Après les années de guerre un nouveau monde apparaît, l'Inde obtient son indépendance. Grâce à la mécanisation, le pays double sa production et peut développer ses exportations vers les Etats-Unis et le reste du monde. Les Etats-Unis interdisent à nouveau la culture du chanvre, mais en importent des millions de tonnes pendant le boum économique de l'après-guerre pour approvisionner leurs industries.
Dans la France de l'après-guerre, la culture et le travail du chanvre connaissent également une véritable révolution industrielle.
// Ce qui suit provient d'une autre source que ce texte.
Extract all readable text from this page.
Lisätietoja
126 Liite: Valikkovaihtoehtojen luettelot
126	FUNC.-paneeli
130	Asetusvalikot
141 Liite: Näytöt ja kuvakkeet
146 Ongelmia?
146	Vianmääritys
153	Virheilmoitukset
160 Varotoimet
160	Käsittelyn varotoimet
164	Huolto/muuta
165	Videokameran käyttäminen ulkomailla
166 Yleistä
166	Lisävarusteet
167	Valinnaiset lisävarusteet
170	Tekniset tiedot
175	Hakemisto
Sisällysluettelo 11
Dans les années 60, la génération des Hippies lance un mouvement mondial en faveur de la légalisation du cannabis. Sa consommation est encouragée par les vedettes du rock anglais et américain, les Beatles, John Lennon en tête, choquent l'Angleterre bien-pensante avec leur message ouvertement pro-cannabique. Lorsque Mick Jagger et Brian Jones sont arrêtés en possession de cannabis, les Rolling Stones sortent la chanson «We love you», une réponse en pied de nez aux représentants de la loi. L'intérêt des Rolling Stones pour la culture marocaine fait des émules, ils créent ainsi une alternative à la mode de l'Inde et des Beatles. Désormais, c'est vers le Maroc que les Hippies prennent la route.
Dans les années '70, en Jamaïque, les rastas fument le cannabis qu'ils appellent «ganja», la nourriture de l'esprit. Toujours dans les années '70, le cannabis est dépénalisé à Amsterdam. Ben Dronckers devient ainsi le premier producteur légal de marijuana millionnaire.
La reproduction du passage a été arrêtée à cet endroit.